The calculations undertaken in this study may still underestimate the true costs attributable to smoking, for the following reasons. (i) We have not included the effects of secondhand smoke. (ii) We have not explored the negative impacts of smoking during pregnancy, which may well give rise to long term impairments among the offspring of smokers.18 (iii) Only relative risks at statistically significant levels from Wen’s cohort were included within the calculation of SAF. As the women in Wen’s study were much younger than in the general population, and given the low prevalence of smoking among women (that is, about 1.4%), it was not surprising that there was a small number or zero cases of observed deaths; thus, we report no health effects attributable to smoking for four of the cancer diseases and COPD among females. (iv) Given the lack of appropriate cohorts, our study has focused on only 10 diseases, which would certainly lead to underestimation of the impacts on health in general as a direct result of smoking. (v) Our study also used the mortality based relative risk as the means of calculating the SAF, and did not explore the impact of smoking on either general health or on the quality of life during the lifespan of an individual. (vi) Our estimations were limited to direct medical costs (covered by NHI), so we did not consider human capital loss or indirect costs, such as lost productivity due to morbidity, disability or premature death caused by smoking related illnesses. (vii) The age, sex matched general population of this study is based on the vital statistics of Taiwan that included both smokers and non-smokers, and thus would underestimate the life expectancy and YLEL.

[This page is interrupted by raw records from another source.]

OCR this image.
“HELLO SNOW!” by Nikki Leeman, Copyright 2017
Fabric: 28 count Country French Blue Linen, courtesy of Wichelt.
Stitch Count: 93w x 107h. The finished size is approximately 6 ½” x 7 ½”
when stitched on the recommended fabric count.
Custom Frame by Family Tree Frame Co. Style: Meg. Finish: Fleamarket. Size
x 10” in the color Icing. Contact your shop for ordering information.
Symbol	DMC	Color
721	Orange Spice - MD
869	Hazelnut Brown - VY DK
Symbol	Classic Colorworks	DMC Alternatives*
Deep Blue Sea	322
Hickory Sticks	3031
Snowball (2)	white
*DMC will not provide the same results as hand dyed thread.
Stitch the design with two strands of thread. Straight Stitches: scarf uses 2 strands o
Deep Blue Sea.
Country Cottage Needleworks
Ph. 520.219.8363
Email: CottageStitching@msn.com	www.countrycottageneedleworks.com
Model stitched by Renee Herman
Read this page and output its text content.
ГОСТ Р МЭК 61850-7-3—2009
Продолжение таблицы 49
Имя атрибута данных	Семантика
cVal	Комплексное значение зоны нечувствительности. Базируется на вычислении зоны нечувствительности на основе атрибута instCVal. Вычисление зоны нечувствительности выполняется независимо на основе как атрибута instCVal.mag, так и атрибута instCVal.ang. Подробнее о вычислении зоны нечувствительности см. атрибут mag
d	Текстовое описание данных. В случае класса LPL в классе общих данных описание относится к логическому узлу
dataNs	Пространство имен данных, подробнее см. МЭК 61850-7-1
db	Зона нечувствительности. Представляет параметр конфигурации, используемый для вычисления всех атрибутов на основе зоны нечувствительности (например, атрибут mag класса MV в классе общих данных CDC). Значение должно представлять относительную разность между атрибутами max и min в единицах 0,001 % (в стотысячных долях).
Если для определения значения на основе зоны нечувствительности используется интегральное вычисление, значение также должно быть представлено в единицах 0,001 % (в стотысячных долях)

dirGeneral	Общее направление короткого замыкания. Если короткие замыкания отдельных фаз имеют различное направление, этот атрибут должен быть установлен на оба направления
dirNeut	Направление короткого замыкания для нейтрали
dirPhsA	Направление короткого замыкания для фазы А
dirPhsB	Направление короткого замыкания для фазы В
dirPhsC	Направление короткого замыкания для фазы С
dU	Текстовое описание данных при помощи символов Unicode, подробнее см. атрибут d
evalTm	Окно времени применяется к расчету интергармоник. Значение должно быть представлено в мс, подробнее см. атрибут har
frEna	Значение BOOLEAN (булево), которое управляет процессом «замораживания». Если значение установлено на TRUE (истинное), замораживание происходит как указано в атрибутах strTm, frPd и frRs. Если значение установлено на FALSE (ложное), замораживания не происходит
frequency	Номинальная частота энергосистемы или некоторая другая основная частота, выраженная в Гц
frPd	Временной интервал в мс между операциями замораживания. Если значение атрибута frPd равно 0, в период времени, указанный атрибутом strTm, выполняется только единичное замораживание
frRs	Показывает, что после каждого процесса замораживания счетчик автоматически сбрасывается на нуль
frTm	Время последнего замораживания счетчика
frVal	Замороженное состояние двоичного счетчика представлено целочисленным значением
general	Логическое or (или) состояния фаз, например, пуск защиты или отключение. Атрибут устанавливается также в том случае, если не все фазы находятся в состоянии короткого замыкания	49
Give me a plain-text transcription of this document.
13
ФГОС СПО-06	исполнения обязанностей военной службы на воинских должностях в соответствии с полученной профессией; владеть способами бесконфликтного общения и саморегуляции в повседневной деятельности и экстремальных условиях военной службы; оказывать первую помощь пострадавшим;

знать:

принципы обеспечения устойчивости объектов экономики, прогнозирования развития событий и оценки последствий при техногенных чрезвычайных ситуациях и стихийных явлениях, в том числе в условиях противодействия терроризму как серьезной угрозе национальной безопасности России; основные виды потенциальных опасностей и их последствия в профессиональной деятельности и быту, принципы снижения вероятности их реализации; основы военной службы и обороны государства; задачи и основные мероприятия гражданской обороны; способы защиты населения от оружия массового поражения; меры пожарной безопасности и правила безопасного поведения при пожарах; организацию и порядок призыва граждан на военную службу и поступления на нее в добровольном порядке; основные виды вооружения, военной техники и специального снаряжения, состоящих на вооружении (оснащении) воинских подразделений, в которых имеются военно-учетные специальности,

Although this study intends to estimate smoking related health impact on incident cases, only the smoking attributable fraction based on mortality data was available. Thus, we might overestimate the number of deaths caused by COPD, as patients might also have co-morbidities, including cancer and more fatal diseases. However, people with COPD may not be certified as dying of this disease because the mortality data in Taiwan have been generally coded with only one underlying cause of death that is less likely to be COPD if a person also had a major cancer. Thus, the estimation of smoking attributable fraction of COPD might be affected and the total incidence might be underestimated, which offsets the potential of previous overestimation. Future studies based on collection of incidence data to derive relative risks, healthcare expenditures, quality of life measurements, as well as a more valid contrast of smokers versus non-smokers are needed to make a more accurate estimation of the total cost of tobacco smoking.

CONCLUSIONS

Smoking places a tremendous health and financial burden on society as a whole; indeed, we have estimated that about 24.7% of the financial burden on the NHI and a total of 191 964 YLEL were attributable to smoking for the ten smoking related diseases in Taiwan in 2001. For individuals, these are preventable risks, which can ultimately be eliminated entirely by the cessation of smoking or by not smoking in the first place. More stringent tobacco control policy is needed if we are to succeed in lowering the smoking rate, particularly among males, and in halting the rise in the prevalence rate of smoking among females. The result would provide policy decision makers with sufficient guidance for the implementation of appropriate tobacco control and disease prevention policies.